|Professor Rick Marcus|
A few weeks ago, I had the pleasure of attending a Hastings College of the Law alum event where Diane Gibson, a prominent San Francisco litigator with Squire Sanders et al., and UC Hastings Professor Rick Marcus, presented, E-Discovery and Preservation. There was some good DRED news. For an alumnae event, this was very well attended. There were over 100 people who showed up because they were interested in learning about E-Discovery. The bad news was that when Professor Marcus, a principal drafter of the 2006 E-Discovery amendments to the Federal rules, polled the audience to find out who had heard of FRE 502 (critical for protecting privileged material from accidental disclosure) only myself and three others raised their hands. Scary! During the lecture and the Q&A afterword, we heard about many of the interesting E-Discovery and preservation issues, and what the Advisory Committee is considering for future amendments, but for me, the most important item was that Professor Marcus will, for the first time, be teaching Hasting's E-Discovery class in the spring of 2012.
I am looking forward to following up with Professor Marcus, to see how the class progresses from his initial course syllabus to the final exam. Based on my personal interactions and experiences with general counsel and attorneys, I think an E-Discovery course should be required for all law students and members of the bar. When he mentioned the new offering at the law school, and, especially considering the results of the FRE 502 poll, I thought "thank goodness." Still, I can not help but wonder how challenging it will be for Professor Marcus. The typical law case book does not change often and I am concerned that without a fairly deep discussion of the current technology employed, the E-Discovery law and techniques learned will be of short-term value.
It seems as though the Federal Rules of Civil Procedure get amended to keep up with technology, and before the ink is even dry on the amendments, technology innovation renders those rules, ambiguous at best. Remember a few years ago, when all the concern and debate was about what constituted "inaccessible data?" Technology has changed so now that discussion, if it were entertained, would be about easily accessed versus costly-to-access data. Inaccessible has been all but dropped from consideration and the California E-Discovery Act, specifically allows a Judge to require a litigant to produce the information, even if it is considered inaccessible. In all likelihood, practitioners and students are not going to bother discussing that subject. They will be far more worried about what to do with all the data coming in from Twitter and Facebook.

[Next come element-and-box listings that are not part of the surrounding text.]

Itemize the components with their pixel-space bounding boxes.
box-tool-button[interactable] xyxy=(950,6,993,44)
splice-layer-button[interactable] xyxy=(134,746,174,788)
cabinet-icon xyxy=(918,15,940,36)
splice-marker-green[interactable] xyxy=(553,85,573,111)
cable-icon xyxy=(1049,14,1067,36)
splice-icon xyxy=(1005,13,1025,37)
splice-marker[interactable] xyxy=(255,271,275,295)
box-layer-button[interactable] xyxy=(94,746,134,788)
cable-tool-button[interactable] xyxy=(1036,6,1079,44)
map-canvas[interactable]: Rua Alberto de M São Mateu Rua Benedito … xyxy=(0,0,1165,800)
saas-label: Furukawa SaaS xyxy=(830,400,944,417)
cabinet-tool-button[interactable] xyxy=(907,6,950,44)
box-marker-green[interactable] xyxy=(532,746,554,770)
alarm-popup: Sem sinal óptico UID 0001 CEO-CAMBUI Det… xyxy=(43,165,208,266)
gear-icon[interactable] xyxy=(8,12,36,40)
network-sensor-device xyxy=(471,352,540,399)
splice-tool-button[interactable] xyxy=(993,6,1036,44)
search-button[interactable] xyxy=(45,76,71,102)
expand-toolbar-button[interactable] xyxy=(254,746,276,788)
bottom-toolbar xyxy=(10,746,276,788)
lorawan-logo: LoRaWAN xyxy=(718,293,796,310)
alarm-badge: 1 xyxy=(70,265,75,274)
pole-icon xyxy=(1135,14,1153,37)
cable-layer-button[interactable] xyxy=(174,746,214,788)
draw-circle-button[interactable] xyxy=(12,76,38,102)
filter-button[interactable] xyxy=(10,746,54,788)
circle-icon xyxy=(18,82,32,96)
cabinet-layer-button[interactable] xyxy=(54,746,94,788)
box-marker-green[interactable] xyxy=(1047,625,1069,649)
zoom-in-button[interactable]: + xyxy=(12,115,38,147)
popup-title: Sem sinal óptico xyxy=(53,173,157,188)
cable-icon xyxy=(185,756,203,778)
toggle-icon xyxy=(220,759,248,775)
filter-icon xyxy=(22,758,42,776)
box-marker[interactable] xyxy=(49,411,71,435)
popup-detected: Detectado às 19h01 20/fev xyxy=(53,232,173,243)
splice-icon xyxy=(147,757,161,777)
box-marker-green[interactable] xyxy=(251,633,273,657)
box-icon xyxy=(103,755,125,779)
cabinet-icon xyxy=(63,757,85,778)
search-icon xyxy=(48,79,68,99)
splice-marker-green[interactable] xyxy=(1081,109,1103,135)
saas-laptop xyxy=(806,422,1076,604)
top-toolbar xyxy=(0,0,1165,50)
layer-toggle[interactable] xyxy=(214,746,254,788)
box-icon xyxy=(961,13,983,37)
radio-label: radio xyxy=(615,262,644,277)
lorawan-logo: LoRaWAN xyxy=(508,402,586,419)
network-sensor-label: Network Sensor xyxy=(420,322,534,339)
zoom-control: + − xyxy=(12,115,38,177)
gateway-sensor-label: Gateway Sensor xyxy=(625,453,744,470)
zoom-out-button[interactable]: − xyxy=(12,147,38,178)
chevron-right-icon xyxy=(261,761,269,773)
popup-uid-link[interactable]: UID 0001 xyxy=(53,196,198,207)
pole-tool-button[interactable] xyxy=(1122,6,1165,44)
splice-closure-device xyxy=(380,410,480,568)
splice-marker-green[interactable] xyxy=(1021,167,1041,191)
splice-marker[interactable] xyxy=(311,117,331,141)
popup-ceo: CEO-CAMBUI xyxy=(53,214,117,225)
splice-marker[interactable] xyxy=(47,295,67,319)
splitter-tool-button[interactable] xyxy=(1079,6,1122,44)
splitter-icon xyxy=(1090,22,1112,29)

Another great example of law versus technology came from an audience comment. A retired attorney brought up the California rule that required Transit Authorities and certain government entities to keep all surveillance video tape, for 3 years. This rule was, of course, enacted into law during the days when an entity had only one camera and recorded the video to actual video tape. Today, an average bus has 10 to 12 digital hi-resolution cameras on board. For a Transit Authority to keep all "tape" from all cameras on hundreds of buses for even a year it would cost millions of dollars and probably require a special data warehousing structure. We can only wonder how long it will be before that law is updated? And, then, how long before technology advances render that new law obsolete as well?
If I described teaching E-Discovery technology to law students as a Sisyphusian challenge, it would not be adequate. To be appropriate the story would have to have the additional fact that every time Sisyphus rested, the boulder grew even bigger and heavier. Technology moves to Moore's law-processing power goes up and the price comes down. Technology innovation happens constantly and almost as quickly as the speed of thought. Government codes and case-law move and evolve slowly at best, and compared to technological innovation, at a glacial pace. Good luck Sisyphus and those poor attorneys and students who do not already understand quite a bit about technology. Mega-kudos to Hastings and Professor Marcus for recognizing the need for formal E-Discovery training and for getting started!